# Colin Furze



## Starbuck88 (Nov 12, 2013)

How have I not known about this guy?

Builds all sorts of crazy stuff on his YouTube channel.

Funny too.


----------



## GSD (Feb 6, 2011)

Reminds me of Clarkson with his V8 kitchen blender.


----------



## muzzer (Feb 13, 2011)

Think this is the guy who has a 70mph mobility scooter and there is a video of him whizzing about on it in the snow. Crazy man but very clever


----------



## Starbuck88 (Nov 12, 2013)

Imagine living next to this guy hahaha


----------



## RaceGlazer (Jan 10, 2007)

He lives locally, well known nutter but very clever


----------



## Ben. (Sep 7, 2009)

Starbuck88 said:


> Imagine living next to this guy hahaha
> 
> Homemade Hoverbike - YouTube


If you think that one is bad, look at his series where he builds an underground bunker in his back garden!


----------



## Cookies (Dec 10, 2008)

That's brilliant. I always wondered who the guy was on the seriously quick mobility scooter.
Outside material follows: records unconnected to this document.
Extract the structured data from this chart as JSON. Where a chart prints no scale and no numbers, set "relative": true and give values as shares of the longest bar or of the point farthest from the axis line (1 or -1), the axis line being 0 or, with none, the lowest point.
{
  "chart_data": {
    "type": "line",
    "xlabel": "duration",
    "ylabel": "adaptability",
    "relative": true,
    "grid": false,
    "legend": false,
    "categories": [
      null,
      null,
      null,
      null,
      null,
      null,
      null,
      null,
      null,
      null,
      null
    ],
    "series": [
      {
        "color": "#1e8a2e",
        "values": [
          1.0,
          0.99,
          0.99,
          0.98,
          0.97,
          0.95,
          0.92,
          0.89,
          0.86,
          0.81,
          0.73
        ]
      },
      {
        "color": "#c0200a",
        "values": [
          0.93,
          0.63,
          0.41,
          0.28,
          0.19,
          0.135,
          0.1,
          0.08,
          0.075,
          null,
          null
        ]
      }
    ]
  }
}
Good find Jamie. 👍 

Cooks 



Sent from my D6603


----------



## den656 (Mar 30, 2014)

This guy is pretty entertaining , found his home made big swing pretty freaky lol .


----------



## Kerr (Mar 27, 2012)

Looks amazing fun. 

4m subscribers and I hadn't heard of him before.


----------



## Starbuck88 (Nov 12, 2013)

Kerr said:


> Looks amazing fun.
> 
> 4m subscribers and I hadn't heard of him before.


I know tell me about it, that's why I started the thread  share the love!


----------